Multi-lighting multi-view intrinsic images

Participants : Pierre-Yves Laffont, Adrien Bousseau, George Drettakis.

We compute intrinsic image decompositions using several images of the same scene under different viewpoints and lighting conditions. Such images can be easily gathered for famous landmarks, using photo sharing websites such as Flickr. Our method leverages the heterogeneity of photo collections (multiple viewpoints and lighting conditions) to guide the intrinsic image separation process. With this automatic decomposition, we aim to facilitate many image editing tasks and improve the quality of image-based rendering from photo collections.

This work is in collaboration with Frédo Durand (associate professor at MIT) and Sylvain Paris (researcher at Adobe).

Warping superpixels

Participants : Gaurav Chaurasia, Sylvain Duchêne, George Drettakis.

We are working on developing a novel representation of multi-view scenes in the form of superpixels. Such a representation segments the scene into semantically meaningful regions called superpixels which admit variational warps [16] , thereby leveraging the power of shape-preserving warps while provinding automatic silhouette and occlusion handling. This entails several contributions namely incorporating geometric priors in superpixel extraction, generating consistent warping constraints and a novel rendering pipeline that assembles warped superpixels into the novel view maintaining spatio-temporal coherence.

This work is a collaboration with Prof. Dr. Olga Sorkine (ETH Zurich).

State-of-the-art Report on Temporal Coherence for Stylized Animations

Participant : Adrien Bousseau.

Non-photorealistic rendering (NPR) algorithms allow the creation of images in a variety of styles, ranging from line drawing and pen-and-ink to oil painting and watercolor. These algorithms provide greater flexibility, control and automation over traditional drawing and painting. The main challenge of computer generated stylized animations is to reproduce the look of traditional drawings and paintings while minimizing distracting flickering and sliding artifacts present in hand-drawn animations. These goals are inherently conflicting and any attempt to address the temporal coherence of stylized animations is a trade-off. This survey is motivated by the growing number of methods proposed in recent years and the need for a comprehensive analysis of the trade-offs they propose. We formalized the problem of temporal coherence in terms of goals and compared existing methods accordingly (Figure 9 ). The goal of this report is to help uninformed readers to choose the method that best suits their needs, as well as motivate further research to address the limitations of existing methods.

Figure 9. The temporal coherence problem involves three goals represented by the axes of these diagrams.
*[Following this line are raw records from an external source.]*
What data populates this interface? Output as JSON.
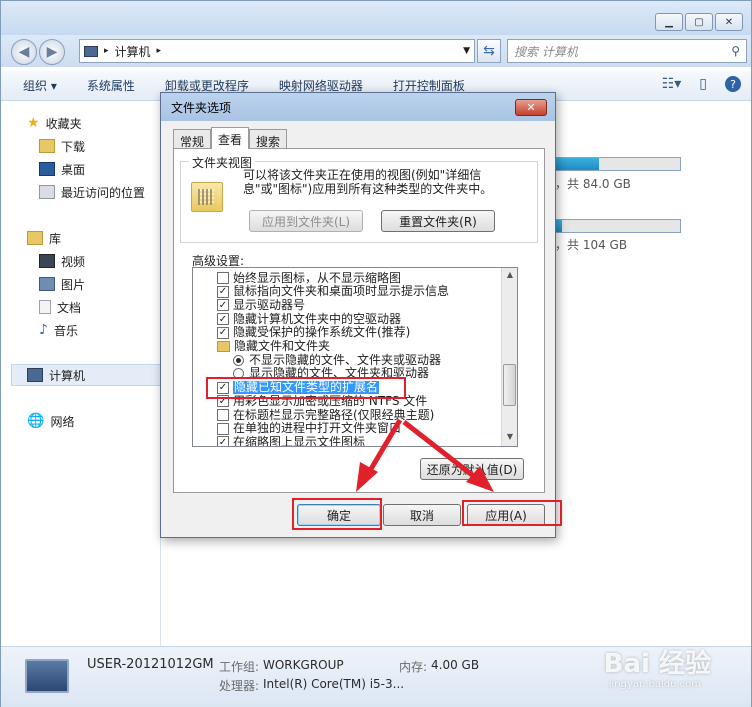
{
  "explorer": {
    "address_path": "计算机",
    "search_placeholder": "搜索 计算机",
    "toolbar": {
      "organize": "组织 ▾",
      "system_properties": "系统属性",
      "uninstall": "卸载或更改程序",
      "map_drive": "映射网络驱动器",
      "control_panel": "打开控制面板"
    },
    "sidebar": {
      "favorites": "收藏夹",
      "downloads": "下载",
      "desktop": "桌面",
      "recent": "最近访问的位置",
      "libraries": "库",
      "videos": "视频",
      "pictures": "图片",
      "documents": "文档",
      "music": "音乐",
      "computer": "计算机",
      "network": "网络"
    },
    "drives": [
      {
        "free_text": "，共 84.0 GB",
        "usage": 0.35
      },
      {
        "free_text": "，共 104 GB",
        "usage": 0.05
      }
    ],
    "status": {
      "computer_name": "USER-20121012GM",
      "workgroup_label": "工作组:",
      "workgroup_value": "WORKGROUP",
      "memory_label": "内存:",
      "memory_value": "4.00 GB",
      "cpu_label": "处理器:",
      "cpu_value": "Intel(R) Core(TM) i5-3..."
    },
    "watermark": "Bai 经验",
    "watermark_url": "jingyan.baidu.com"
  },
  "dialog": {
    "title": "文件夹选项",
    "close": "✕",
    "tabs": [
      "常规",
      "查看",
      "搜索"
    ],
    "folder_view": {
      "label": "文件夹视图",
      "description": "可以将该文件夹正在使用的视图(例如\"详细信息\"或\"图标\")应用到所有这种类型的文件夹中。",
      "apply_button": "应用到文件夹(L)",
      "reset_button": "重置文件夹(R)"
    },
    "advanced_label": "高级设置:",
    "advanced_items": [
      {
        "kind": "checkbox",
        "checked": false,
        "text": "始终显示图标，从不显示缩略图"
      },
      {
        "kind": "checkbox",
        "checked": true,
        "text": "鼠标指向文件夹和桌面项时显示提示信息"
      },
      {
        "kind": "checkbox",
        "checked": true,
        "text": "显示驱动器号"
      },
      {
        "kind": "checkbox",
        "checked": true,
        "text": "隐藏计算机文件夹中的空驱动器"
      },
      {
        "kind": "checkbox",
        "checked": true,
        "text": "隐藏受保护的操作系统文件(推荐)"
      },
      {
        "kind": "folder",
        "text": "隐藏文件和文件夹"
      },
      {
        "kind": "radio",
        "checked": true,
        "text": "不显示隐藏的文件、文件夹或驱动器"
      },
      {
        "kind": "radio",
        "checked": false,
        "text": "显示隐藏的文件、文件夹和驱动器"
      },
      {
        "kind": "checkbox",
        "checked": true,
        "text": "隐藏已知文件类型的扩展名",
        "selected": true
      },
      {
        "kind": "checkbox",
        "checked": true,
        "text": "用彩色显示加密或压缩的 NTFS 文件"
      },
      {
        "kind": "checkbox",
        "checked": false,
        "text": "在标题栏显示完整路径(仅限经典主题)"
      },
      {
        "kind": "checkbox",
        "checked": false,
        "text": "在单独的进程中打开文件夹窗口"
      },
      {
        "kind": "checkbox",
        "checked": true,
        "text": "在缩略图上显示文件图标"
      }
    ],
    "restore_button": "还原为默认值(D)",
    "ok_button": "确定",
    "cancel_button": "取消",
    "apply_button": "应用(A)"
  },
  "colors": {
    "annotation": "#e0202a",
    "selection": "#3399ff"
  }
}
Fully ignoring one of them produces the opposite artifacts.

This work is a collaboration with Pierre Bénard and Joëlle Thollot (ARTIS / INRIA Rhône-Alpes) and was published in the journal Computer Graphics Forum [14] .

Improving Gabor Noise

Participant : Ares Lagae.

We have recently proposed a new procedural noise function, Gabor noise, which offers a combination of properties not found in existing noise functions. In this project, we present three significant improvements to Gabor noise: (1) an isotropic kernel for Gabor noise, which speeds up isotropic Gabor noise with a factor of roughly two, (2) an error analysis of Gabor noise, which relates the kernel truncation radius to the relative error of the noise, and (3) spatially varying Gabor noise, which enables spatial variation of all noise parameters. These improvements make Gabor noise an even more attractive alternative for existing noise functions. Fig. 3 shows a procedural textures generated with our new improved Gabor noise. This work was published in IEEE Transactions on Computer Graphics and Visualization [19]

Figure 10. Improving Gabor noise. A procedural texture generated with spatially varying surface Gabor noise. The spatial variation in the size of the rust patterns and the scales is steered by surface curvature.